A coalition of local farmers and the nearby city of Huron are attempting to turn former hemp and tomato fields into massive receptacles that can hold water as it percolates into the ground during wet years.
This project, and others like it across California’s Central Valley breadbasket, aim to contain floodwaters that would otherwise flow out to sea or cause damage to towns, cities, and crops.
Traditional water storage methods, such as damming rivers to create reservoirs, are harmful to the environment.
Water was so scarce in the Central Valley this year due to California’s historic drought that Huron was only allocated a quarter of the water it was contracted to receive from the US Bureau of Reclamation.
According to engineering consultant Alfonso Manrique, the community, one of California’s poorest, had to buy water on the open market, boosting citizens’ expenses.

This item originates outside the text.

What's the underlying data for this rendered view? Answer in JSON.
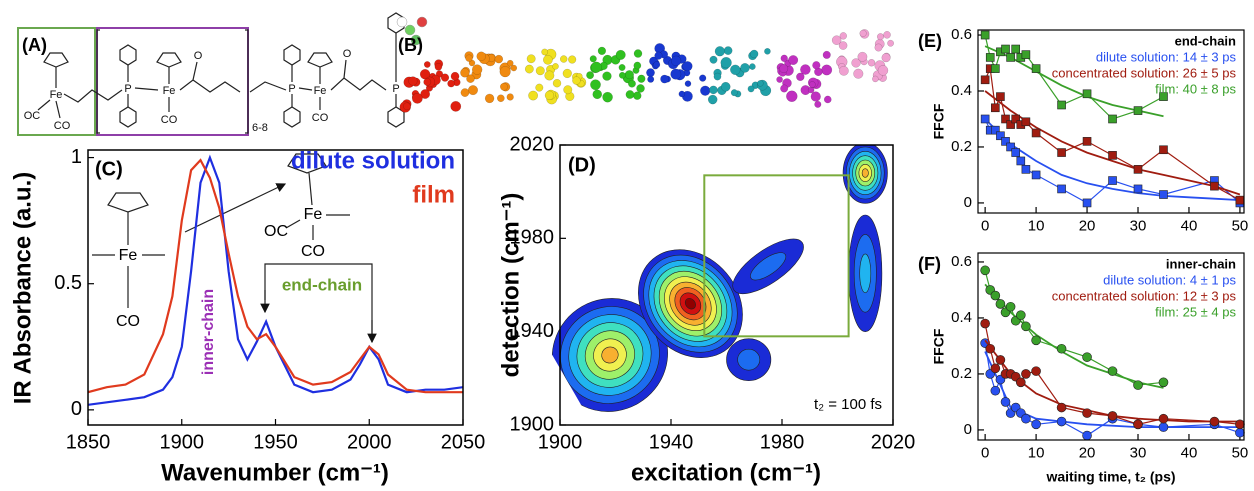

The new initiative, known as a recharge system, converts idle fields into big ponds to collect water, allowing it to percolate into the permeable rock and dirt beneath, building or restoring an aquifer rather than rushing to the sea. According to Manrique, the city is constructing a new well that will be fed by the aquifer.
Capturing runoff will also aid in protecting the city of less than 7,000 people from devastating floods.